As a clinician, it is hopeful that we can be more productive in treating these disorders. It is very concerning as the many in which these disorders contribute to the gloomy quality of life. Also the adverse impacts to patients bodies and of course the most devastating as those that perish and rob the world from many of their talents. Karen Carpenter comes to mind “We have only just become… to live.”
References Christopher G. Fairburn, K. D. (2002). Eating Disorders and Obesity. New York: The Guilford Press.

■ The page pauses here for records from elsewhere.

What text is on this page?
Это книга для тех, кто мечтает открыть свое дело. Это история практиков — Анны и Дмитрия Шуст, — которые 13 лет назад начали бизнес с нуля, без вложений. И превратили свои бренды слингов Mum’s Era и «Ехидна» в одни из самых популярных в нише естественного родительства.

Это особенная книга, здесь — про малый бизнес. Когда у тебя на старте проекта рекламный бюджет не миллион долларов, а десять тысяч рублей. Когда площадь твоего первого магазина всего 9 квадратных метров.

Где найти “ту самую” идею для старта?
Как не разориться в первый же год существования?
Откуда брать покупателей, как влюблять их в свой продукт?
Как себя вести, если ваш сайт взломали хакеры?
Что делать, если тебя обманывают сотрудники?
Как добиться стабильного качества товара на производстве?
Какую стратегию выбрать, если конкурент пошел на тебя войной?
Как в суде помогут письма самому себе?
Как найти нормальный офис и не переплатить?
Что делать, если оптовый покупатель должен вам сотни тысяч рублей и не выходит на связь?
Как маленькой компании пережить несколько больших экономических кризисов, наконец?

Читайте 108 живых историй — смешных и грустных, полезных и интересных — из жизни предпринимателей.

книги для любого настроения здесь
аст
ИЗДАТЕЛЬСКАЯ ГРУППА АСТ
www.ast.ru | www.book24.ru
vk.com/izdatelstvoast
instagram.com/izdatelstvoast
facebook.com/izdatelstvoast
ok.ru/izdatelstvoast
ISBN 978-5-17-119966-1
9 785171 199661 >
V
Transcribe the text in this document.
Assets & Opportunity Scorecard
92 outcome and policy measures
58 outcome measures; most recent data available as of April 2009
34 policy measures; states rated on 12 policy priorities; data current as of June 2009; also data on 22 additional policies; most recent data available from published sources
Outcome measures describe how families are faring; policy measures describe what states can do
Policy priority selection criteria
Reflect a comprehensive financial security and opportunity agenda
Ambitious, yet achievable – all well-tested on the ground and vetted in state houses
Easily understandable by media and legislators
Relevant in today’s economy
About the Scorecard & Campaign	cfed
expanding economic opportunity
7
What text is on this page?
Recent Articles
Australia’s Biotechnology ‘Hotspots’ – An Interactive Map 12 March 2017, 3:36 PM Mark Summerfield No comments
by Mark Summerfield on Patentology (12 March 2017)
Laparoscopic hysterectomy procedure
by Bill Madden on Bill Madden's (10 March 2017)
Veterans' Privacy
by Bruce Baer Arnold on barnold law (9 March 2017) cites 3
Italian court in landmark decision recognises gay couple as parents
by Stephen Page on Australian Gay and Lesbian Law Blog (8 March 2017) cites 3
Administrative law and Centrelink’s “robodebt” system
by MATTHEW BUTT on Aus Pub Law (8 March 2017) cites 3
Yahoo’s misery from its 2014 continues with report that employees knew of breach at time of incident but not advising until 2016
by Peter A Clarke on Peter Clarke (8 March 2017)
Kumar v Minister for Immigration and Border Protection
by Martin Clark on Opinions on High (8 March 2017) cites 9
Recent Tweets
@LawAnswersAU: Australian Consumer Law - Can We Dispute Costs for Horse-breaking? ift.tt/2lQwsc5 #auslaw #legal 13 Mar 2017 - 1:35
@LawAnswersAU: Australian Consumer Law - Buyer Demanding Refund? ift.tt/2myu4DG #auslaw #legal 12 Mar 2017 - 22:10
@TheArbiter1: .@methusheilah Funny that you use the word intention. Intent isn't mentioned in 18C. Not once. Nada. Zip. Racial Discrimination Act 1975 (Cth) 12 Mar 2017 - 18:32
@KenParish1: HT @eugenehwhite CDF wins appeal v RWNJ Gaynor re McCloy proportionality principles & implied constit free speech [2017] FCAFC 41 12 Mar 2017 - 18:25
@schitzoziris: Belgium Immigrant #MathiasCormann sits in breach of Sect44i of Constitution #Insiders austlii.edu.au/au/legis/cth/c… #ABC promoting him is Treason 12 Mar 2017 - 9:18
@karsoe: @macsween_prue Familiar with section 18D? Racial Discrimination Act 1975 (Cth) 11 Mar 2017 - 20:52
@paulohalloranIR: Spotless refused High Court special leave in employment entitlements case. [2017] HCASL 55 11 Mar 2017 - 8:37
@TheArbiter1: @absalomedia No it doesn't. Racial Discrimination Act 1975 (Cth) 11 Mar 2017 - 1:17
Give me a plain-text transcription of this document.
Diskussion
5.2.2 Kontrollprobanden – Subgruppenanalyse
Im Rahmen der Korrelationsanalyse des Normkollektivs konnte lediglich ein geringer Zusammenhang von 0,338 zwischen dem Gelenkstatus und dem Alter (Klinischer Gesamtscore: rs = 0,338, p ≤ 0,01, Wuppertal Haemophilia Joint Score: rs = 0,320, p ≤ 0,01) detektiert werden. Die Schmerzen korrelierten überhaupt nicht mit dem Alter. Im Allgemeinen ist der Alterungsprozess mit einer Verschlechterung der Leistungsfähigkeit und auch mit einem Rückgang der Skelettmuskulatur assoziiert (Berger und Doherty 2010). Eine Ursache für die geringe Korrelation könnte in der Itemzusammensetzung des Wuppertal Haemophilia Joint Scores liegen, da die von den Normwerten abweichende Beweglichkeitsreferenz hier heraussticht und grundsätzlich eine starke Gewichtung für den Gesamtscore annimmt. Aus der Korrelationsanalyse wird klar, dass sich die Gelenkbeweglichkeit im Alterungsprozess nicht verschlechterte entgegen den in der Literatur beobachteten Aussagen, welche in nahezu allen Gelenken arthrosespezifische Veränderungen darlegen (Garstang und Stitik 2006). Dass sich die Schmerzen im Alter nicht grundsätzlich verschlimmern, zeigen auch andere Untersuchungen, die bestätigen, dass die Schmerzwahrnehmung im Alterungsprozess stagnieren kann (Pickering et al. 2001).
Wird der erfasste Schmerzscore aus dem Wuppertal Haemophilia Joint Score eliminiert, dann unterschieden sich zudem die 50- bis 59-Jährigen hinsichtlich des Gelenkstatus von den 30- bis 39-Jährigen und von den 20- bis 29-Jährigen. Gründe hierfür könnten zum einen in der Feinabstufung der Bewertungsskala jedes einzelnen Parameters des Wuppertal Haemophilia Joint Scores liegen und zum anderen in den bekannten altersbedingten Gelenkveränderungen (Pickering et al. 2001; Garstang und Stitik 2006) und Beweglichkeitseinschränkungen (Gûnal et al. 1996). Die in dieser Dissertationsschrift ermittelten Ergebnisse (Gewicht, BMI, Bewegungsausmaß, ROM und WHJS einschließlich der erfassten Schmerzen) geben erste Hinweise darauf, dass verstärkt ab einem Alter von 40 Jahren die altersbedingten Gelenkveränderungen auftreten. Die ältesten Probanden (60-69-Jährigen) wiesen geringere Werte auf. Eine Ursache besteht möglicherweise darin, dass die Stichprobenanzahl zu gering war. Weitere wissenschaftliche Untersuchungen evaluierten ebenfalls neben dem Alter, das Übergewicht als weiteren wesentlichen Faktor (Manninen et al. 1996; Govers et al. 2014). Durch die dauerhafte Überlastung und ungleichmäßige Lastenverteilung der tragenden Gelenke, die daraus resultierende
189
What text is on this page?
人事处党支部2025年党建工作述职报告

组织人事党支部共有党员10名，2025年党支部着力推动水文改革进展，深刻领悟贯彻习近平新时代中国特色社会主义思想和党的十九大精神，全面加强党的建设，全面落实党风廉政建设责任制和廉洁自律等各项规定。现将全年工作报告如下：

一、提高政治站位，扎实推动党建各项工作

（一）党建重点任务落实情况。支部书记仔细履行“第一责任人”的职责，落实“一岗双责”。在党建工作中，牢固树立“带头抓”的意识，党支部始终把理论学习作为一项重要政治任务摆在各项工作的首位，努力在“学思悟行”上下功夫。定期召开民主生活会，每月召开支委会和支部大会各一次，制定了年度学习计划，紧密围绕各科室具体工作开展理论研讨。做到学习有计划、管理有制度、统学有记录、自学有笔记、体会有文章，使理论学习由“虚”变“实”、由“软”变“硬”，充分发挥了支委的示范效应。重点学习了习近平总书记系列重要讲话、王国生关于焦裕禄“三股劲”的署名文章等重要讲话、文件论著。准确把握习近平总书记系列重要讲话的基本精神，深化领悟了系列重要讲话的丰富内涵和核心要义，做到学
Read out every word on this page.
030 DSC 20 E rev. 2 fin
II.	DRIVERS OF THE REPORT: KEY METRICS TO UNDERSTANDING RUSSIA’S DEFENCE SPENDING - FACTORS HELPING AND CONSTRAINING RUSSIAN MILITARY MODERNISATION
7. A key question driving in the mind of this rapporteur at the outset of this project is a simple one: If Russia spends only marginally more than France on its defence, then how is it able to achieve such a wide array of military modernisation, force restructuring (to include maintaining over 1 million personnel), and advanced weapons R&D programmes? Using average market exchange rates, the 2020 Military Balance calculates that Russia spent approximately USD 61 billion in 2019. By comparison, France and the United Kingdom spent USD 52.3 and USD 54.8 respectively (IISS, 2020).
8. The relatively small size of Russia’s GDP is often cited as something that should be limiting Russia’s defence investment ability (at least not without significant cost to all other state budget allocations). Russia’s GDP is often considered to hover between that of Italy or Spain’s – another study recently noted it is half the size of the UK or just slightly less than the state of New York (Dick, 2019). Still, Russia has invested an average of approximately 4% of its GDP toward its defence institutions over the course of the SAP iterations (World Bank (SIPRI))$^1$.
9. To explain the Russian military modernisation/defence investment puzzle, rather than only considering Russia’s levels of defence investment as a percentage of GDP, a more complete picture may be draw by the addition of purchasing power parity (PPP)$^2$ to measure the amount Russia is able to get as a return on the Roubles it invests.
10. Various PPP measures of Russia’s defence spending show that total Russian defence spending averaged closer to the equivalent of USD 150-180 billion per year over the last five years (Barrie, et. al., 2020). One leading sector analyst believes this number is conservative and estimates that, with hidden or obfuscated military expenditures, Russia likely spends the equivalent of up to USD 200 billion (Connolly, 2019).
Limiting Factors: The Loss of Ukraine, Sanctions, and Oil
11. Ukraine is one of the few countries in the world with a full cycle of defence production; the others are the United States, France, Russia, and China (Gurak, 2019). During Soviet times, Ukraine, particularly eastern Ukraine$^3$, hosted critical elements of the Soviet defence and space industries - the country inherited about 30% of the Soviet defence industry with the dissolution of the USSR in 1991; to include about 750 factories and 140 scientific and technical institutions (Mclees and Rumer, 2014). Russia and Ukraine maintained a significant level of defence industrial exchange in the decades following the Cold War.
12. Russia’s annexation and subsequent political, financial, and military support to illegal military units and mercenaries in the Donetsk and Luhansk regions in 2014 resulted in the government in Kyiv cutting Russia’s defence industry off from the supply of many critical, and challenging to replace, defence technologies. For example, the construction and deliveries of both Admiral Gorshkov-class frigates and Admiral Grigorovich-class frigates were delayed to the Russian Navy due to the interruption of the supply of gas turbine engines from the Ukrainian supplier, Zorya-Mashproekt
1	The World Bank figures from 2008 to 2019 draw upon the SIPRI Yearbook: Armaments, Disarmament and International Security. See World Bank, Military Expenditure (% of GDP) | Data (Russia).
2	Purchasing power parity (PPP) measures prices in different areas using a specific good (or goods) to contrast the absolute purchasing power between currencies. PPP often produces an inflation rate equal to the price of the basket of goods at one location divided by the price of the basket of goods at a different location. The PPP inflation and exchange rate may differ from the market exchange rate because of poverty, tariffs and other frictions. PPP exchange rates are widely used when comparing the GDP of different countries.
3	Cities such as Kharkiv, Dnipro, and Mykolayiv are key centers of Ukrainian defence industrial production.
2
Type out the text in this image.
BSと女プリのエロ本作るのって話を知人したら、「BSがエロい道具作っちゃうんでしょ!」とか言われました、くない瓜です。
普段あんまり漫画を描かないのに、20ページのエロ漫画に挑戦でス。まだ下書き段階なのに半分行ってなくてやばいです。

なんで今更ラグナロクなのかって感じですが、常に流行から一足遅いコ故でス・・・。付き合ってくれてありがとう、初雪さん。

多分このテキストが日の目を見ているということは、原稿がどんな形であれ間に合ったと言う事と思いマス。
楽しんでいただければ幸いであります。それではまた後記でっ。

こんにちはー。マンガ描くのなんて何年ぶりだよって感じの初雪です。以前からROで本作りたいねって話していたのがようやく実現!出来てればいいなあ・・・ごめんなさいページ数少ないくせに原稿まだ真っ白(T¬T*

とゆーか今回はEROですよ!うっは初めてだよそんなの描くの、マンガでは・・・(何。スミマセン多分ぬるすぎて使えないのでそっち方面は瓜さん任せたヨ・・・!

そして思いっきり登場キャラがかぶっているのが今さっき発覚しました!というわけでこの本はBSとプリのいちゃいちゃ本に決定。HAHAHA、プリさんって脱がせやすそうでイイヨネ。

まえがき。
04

Deans, E. M. (2011, Dec). Evolutonay psychiatric history of eating disorders. Retrieved from Psychology Today: http://www.psychologytoday.com/blog/evolutionary-psychiatry/201112/history-eating-disorders
Encyclopedia Britannica. (2013, April 14). Merriam-Webster.com. Retrieved from Merriam-Webster.com.: http://www.merriam-webster.com/dictionary/anorexia
Farrell, E. (2010, April 14). Lost for Words: The Psychoanalysis of Anorexia and Bulimia. Retrieved from Psychoanalysis and Psychotherapy: http://www.psychoanalysis-and-therapy.com/human_nature/farrell/chap1.html
Garfinkel, P. E. (2002). Chapter 28. Classification and Diagnosis of Eating Disorders. In K. D. Christopher G. Fairburn, Eating Disorders and Obesity (pp. 153-161). New York: The Guilford Press.
Russell, G. F. (1985). The History of Bulimia Nervosa. In D. M. Garfinkle, Handbook for Treatment of Eating Disorders 2nd Edition (pp. 11-24). New York: The Guilford Press.